Komisi Nasional HAM Nepal memperingatkan bahwa larangan media sosial merusak semangat pemerintahan demokratis. Santosh Sigdel dari Digital Rights Nepal menyebut langkah pemerintah sebagai “jalan yang licin.”

Surat kabar Kathmandu Post, yang kantornya ikut dibakar massa, menulis bahwa larangan tersebut menyentuh “saraf yang sensitif” di kalangan pemuda yang sudah muak dengan “sistem kesehatan dan pendidikan yang menyedihkan, serta korupsi dan nepotisme yang merajalela.”
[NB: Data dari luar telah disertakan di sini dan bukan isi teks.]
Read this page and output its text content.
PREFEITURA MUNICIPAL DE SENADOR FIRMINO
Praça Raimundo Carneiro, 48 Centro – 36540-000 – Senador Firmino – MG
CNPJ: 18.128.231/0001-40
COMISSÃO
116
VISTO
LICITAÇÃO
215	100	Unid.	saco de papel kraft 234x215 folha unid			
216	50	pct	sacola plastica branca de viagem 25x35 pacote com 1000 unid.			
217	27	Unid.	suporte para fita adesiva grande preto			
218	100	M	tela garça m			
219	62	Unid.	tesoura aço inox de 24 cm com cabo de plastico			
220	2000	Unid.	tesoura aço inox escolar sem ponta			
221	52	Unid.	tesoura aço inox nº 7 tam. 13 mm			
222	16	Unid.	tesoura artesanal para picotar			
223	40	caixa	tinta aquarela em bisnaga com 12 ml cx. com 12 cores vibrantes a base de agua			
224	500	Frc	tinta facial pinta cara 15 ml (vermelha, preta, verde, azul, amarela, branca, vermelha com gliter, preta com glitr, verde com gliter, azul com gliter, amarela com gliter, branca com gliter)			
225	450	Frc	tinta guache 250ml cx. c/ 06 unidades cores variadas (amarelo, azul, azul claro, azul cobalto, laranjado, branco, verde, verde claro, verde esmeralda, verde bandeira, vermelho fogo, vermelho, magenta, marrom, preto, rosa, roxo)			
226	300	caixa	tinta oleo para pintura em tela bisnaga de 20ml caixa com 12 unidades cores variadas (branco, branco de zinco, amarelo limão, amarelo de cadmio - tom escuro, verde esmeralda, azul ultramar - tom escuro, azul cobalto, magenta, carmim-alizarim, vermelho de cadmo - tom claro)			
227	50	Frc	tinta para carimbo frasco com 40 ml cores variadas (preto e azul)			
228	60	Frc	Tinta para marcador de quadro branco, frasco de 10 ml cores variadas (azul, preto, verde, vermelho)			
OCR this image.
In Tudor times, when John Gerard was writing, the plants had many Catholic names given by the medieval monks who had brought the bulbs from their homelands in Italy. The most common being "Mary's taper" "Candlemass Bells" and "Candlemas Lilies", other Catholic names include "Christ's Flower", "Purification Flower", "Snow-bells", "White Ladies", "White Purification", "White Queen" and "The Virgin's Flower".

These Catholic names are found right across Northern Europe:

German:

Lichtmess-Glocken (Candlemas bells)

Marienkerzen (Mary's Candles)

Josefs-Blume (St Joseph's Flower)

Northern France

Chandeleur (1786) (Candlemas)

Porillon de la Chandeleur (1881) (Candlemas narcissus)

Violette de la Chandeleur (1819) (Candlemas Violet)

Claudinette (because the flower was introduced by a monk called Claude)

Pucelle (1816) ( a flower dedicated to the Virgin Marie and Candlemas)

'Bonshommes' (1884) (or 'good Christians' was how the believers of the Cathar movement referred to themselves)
Generasi Z Nepal, yang berjumlah 43% dari populasi, tidak lagi melihat masa depan di negara mereka sendiri. Mereka muak dengan para pemimpin yang telah berkuasa puluhan tahun namun gagal membawa perubahan berarti.

Gabungan dari semua faktor inilah—larangan medsos, ekonomi yang sakit, korupsi, dan kesenjangan—yang akhirnya memicu ledakan kemarahan terbesar dalam dua dekade, mengakibatkan kolapsnya pemerintahan dan meninggalkan masa depan politik Nepal dalam ketidakpastian.